Wynn Bullock

As a life-long learner I find much to appreciate in the pictures and words of Wynn Bullock. Alongside Minor White, a more thought-provoking photographer you will struggle to find.

“Searching is everything – going beyond what you know. And the test of the search is really in the things themselves, the things you seek to understand. What is important is not what you think about them, but how they enlarge you“. 1

Introduction

It is rare and refreshing to find a photographer who is so widely engaged in thinking as Bullock. 2 Most photographers that I know or read about seem to shun an intellectual conversation about photography. I find this odd given that pictures and words are both about expression. 3 Bullock spent a lot of his time thinking about three ideas in relation to his photography: Essences, Symbols and Events.

The ‘Essence’ of things

Bullock has been characterised by his quest for the ‘essence’ of things through photographic excavation, reminding us of Kant’s distinction between things-in-themselves and appearances. 4. I can find no on-line reference that Bullock read Kant, but a number of statements that Bullock made suggest that he was familiar with the main thrust of the Critique of Pure Reason 5.

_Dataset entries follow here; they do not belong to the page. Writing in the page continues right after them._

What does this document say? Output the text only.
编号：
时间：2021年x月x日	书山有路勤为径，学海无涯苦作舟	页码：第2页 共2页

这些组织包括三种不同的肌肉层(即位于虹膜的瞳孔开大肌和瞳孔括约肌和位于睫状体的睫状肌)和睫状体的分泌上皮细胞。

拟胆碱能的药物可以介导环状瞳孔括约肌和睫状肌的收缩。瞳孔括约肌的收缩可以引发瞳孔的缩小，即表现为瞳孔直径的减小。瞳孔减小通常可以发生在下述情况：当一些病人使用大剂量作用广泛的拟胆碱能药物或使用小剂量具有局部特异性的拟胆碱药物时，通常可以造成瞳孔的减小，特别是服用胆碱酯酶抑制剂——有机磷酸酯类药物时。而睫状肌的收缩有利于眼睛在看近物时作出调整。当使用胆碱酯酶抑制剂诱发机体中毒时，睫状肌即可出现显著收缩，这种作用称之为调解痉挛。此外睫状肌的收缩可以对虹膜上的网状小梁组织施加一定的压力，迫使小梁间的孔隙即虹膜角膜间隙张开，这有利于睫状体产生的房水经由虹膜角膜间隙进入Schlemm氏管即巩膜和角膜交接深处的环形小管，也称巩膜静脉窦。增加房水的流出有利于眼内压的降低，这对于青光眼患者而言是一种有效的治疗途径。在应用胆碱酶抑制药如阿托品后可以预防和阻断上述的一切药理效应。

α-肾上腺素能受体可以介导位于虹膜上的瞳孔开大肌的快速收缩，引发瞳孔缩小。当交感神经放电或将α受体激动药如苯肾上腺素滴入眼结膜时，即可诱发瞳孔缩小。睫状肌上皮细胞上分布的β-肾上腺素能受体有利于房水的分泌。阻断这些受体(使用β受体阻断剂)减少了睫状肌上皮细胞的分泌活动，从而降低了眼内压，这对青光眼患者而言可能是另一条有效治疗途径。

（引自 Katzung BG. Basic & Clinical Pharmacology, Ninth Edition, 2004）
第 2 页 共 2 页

According to Kant we can never experience the ‘essence’ of things because our cognition is made up of more than the simple sense-data from those things. Our way of cognizing already individuates things in a certain way so that we can experience them. So we can only get to the appearances of things, not to the things-in-themselves.

I think that such distinctions between things-in-themselves and appearances are mis-guided. So I do not subscribe to Bullock’s quest in these terms as it is philosophically non-sensical.

Symbols

Bullock also thought that ‘Reality’ is made up of symbols and that therefore the medium of photography with its one-to-one rendering of scenes is best placed to make sense of these symbols. Here I partly agree with him. I don’t think I have ever come across a satisfactory definition of ‘real’ but I do think that symbols are important in how we perceive the world.

Actually I would go further. I think pictures are like signs which occupy the same spaces as predicates in in well-formed sentences. This idea, first put forward by the American philosopher Peirce, enables us to think in terms of pictures and language being inextricably linked.

Events

Finally, and I think he was onto something here, Bullock learned to look at objects as ‘events’. Recognising that there are three space dimensions of time as well as a time dimension helped Bullock to see more acutely. He was fond of quoting Alfred North Whitehead:

Not only is the world more mysterious and queer than you think it is, but it’s queerer than you can think it is’.

A.N Whitehead

We can only speculate whether Bullock was familiar with Whitehead’s ontology of process and relations.

Final Words

When I look at Bullock’s pictures I see a photographer who had a keen sense of knowing how to see. It was as if he was able to go beyond the concepts that supposedly frame how we normally perceive things. I think this thought would have delighted him.

I finish with a beautiful You-Tube video of some of his pictures.

Show 5 footnotes
  1.  Published and unpublished writings of Wynn Bullock, compiled by his daughter Barbara Bullock-Wilson
  2. viz: “Theoretical scientists who probe the secrets of the universe and philosophers who seek answers to existence, as well as painters such as Paul Klee who find the thoughts of men of science compatible with art, influence me far more than most photographers.” (Interview)
  3. It’s not good enough to simply say that ‘a picture tells its own story’. It just doesn’t because the context principle always applies. Indeed I would go further: language is indispensable to the experience of a picture. Visual experience or ‘picturing’ is inside of language, not outside of it. But this is a matter best left for another post.
  4. ‘ Differentiating what he termed “reality”, the visible and the known, from “existence”, the underlying truth of things, (Bullock) was ceaseless in his attempts to expand his own faculties of perception and understanding so he could come ever closer in his experiences to the essence of things’ – see Wikipedia entry
  5. For example Bullock refers to the ‘storehouse of concepts’ through which we perceive objects. He also latches onto the importance of space and time to the perceiving act. The interview with Bullock by Paul Hill and Thomas Cooper suggests that Bullock was an idealist – see ‘Dialogue with Photography, Interviews by Paul Hill and Thomas Cooper, 2018 Dewi Lewis, pp 254

4 Comments

  1. Reply
    Robin Jones Aug 23, 2020

    I am no philosopher and reading your posts challenges and informs ideas which bounce around in my head about photography ,for which I have no ‘tools’ to rationalise intellectually. Interested in your thoughts on the relationship between pictures and language.

    • Reply
      Sidewayseye Aug 28, 2020

      Thanks for stopping by Robin. Thank you for your interest. I don’t find many photographers who care much about philosophy.

  2. Reply
    Seth Mar 23, 2022

    I have recently found your site and I am thoroughly enjoying the depth and intellectual stimulation that comes with it. I don’t see enough people commenting or engaging in a dialogue about the points your present so I will happily oblige from time to time if that is ok.

    Regards,

    Seth

    • Reply
      Sidewayseye Mar 23, 2022

      Thank you Seth. Kind comments. May I ask whether you are a photographer and whether you share your work?